Non ci sono parole che riescano ad essere così poco retoriche e prevedibili quanto riesce ad esserlo questo film. Donzelli ed Elkaïm hanno fatto del loro personale percorso catartico, che per loro passa necessariamente per quello che conoscono meglio ovvero il cinema, un condensato di dialoghi unici per verità ed intelligenza. Donzelli ha scelto una mise en scène inclassificabile che mescola momenti di duro realismo a sequenze da musical dove lavora sull’armonia musicale del movimento di coppia, perfettamente sincronizzato: Romeo e Juliette sono sintonizzati, si muovono all’unisono e creano coreografie piene di humor, sembrano un piccolo esercito della salvezza che conosce i passi, le mosse e gli strumenti di una sopravvivenza che passa, necessariamente, per la coesione, l’ironia e la dolcezza.

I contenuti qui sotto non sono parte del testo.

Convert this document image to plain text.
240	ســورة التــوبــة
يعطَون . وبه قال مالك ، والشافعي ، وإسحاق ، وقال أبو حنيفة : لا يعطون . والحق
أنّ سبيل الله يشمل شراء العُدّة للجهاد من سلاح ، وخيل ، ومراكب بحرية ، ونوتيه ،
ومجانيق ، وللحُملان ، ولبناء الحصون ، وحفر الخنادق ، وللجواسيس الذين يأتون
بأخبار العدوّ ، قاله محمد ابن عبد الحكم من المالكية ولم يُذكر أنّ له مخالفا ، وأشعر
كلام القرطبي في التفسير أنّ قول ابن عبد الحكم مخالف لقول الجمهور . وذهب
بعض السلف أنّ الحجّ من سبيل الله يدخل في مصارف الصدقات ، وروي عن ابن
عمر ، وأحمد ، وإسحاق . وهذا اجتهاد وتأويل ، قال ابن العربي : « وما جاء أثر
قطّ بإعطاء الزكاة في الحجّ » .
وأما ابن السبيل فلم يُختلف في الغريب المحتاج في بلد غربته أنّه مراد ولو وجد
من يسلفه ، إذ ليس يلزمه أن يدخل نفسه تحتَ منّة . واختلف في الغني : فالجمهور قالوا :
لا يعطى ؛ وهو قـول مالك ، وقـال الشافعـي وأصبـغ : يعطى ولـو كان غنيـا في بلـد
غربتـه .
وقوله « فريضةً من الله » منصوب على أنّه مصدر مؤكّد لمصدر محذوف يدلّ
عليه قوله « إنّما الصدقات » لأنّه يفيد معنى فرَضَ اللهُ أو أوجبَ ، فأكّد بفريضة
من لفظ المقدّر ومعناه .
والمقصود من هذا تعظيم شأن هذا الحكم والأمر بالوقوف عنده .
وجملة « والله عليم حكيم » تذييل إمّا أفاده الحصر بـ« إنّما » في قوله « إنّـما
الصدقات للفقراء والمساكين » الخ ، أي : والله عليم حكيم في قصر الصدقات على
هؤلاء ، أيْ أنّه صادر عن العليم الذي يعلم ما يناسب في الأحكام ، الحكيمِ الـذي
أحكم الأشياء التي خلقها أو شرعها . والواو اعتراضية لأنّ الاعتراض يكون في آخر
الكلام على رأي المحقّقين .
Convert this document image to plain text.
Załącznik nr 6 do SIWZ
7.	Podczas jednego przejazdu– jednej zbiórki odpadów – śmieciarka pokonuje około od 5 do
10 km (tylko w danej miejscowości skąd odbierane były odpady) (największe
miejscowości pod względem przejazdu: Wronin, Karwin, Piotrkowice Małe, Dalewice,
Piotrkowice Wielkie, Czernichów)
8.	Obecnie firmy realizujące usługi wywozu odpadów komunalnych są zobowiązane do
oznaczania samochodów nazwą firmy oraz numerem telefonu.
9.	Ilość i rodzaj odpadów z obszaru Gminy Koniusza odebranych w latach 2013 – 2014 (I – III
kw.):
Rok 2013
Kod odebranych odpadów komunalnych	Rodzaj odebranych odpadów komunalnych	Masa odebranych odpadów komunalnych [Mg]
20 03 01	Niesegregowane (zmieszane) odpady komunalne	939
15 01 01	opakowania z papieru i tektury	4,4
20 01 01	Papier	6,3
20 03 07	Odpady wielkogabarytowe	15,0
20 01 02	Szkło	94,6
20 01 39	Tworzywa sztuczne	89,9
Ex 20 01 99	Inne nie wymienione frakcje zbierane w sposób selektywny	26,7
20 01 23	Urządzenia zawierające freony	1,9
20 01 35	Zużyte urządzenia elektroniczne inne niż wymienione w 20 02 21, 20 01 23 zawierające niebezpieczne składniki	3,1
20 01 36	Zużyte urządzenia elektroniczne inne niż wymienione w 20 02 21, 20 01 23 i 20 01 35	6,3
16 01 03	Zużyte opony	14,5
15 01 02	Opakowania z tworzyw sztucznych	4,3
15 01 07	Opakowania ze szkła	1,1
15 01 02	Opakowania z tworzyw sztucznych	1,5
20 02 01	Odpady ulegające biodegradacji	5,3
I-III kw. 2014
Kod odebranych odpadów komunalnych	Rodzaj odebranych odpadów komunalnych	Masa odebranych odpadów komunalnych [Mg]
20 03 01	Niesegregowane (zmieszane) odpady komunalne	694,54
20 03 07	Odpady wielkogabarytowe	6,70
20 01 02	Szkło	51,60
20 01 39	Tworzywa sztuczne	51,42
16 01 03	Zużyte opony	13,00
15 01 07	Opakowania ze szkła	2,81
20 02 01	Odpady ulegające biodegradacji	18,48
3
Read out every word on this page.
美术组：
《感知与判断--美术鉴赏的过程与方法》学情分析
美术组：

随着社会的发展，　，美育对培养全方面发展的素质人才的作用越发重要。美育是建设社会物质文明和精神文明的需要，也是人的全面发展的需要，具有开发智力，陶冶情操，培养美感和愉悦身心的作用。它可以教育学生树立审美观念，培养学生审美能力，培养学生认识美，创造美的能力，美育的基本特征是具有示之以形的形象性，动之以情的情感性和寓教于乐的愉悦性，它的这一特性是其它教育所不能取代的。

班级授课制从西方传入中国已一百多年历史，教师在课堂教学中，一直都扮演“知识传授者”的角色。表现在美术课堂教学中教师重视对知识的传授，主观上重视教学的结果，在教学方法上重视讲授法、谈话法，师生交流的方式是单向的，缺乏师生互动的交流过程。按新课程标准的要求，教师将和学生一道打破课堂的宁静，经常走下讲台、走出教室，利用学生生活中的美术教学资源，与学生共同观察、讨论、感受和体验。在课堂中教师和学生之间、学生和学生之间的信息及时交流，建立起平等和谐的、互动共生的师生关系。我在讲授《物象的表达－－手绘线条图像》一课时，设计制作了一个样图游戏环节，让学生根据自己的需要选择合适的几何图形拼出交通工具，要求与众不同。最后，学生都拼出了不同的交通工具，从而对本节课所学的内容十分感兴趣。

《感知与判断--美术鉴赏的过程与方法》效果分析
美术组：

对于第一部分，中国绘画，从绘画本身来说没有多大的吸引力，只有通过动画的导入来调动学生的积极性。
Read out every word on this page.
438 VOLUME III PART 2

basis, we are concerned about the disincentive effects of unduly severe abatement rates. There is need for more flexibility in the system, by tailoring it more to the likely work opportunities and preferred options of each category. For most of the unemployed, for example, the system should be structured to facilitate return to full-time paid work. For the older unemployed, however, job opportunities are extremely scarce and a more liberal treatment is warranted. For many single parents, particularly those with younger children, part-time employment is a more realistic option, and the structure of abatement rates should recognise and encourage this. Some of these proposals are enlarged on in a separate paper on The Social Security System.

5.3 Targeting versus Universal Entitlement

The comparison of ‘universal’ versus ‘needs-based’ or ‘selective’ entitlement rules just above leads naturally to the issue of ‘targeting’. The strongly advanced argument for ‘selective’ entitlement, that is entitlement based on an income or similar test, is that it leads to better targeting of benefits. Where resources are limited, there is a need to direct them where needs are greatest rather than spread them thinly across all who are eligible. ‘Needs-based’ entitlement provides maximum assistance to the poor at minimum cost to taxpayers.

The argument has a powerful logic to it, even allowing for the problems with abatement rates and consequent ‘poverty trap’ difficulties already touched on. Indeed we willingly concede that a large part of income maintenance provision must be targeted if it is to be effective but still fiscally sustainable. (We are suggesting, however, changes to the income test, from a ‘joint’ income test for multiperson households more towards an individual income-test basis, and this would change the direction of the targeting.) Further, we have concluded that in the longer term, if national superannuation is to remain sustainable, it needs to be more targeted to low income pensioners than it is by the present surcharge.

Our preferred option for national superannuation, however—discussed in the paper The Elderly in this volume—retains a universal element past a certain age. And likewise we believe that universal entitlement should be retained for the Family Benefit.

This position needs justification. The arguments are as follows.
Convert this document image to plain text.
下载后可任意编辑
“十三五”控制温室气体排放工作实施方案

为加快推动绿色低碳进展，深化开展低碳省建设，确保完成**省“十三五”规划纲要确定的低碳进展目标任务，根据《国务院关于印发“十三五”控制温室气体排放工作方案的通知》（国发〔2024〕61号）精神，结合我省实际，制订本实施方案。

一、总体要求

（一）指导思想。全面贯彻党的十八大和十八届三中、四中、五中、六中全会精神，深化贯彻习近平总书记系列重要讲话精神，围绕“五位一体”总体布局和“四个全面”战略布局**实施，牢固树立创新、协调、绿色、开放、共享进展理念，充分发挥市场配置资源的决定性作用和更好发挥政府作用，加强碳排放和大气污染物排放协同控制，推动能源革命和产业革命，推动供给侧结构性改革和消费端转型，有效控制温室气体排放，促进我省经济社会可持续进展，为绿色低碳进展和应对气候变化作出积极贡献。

E se ha qualche difetto questo film è proprio la sua inclassificabilità, che è poi anche il suo immenso pregio, perché è uno di quei film che riconcilia con il mondo e anche con il cinema che può, ancora e sempre, essere uno strumento meraviglioso, che cambia la vita e la migliora.

 

 

In Francia il film è stato un piccolo fenomeno anche di pubblico. Speriamo che lo sia anche nell’Italia della testa sotto la sabbia dove d’habitude di drammi, di bambini malati, di sofferenza non si vuole sentir parlare, se non coi toni finti ed enfatici da polpettone americano, nell’incapacità di concepire un modo “altro” di guardare alla vita, di uscire dal classificato e dal noto, di provare ad essere estemporanei, bizzarri, divertenti, di imparare che ci si può salvare in tanti modi e che ce n’è sempre uno che non abbiamo ancora imparato. Tipo andare al cinema pensando di vedere un dramma ed uscirne radiosi, sorridenti, positivi, pieni di energia, di musica e di colore.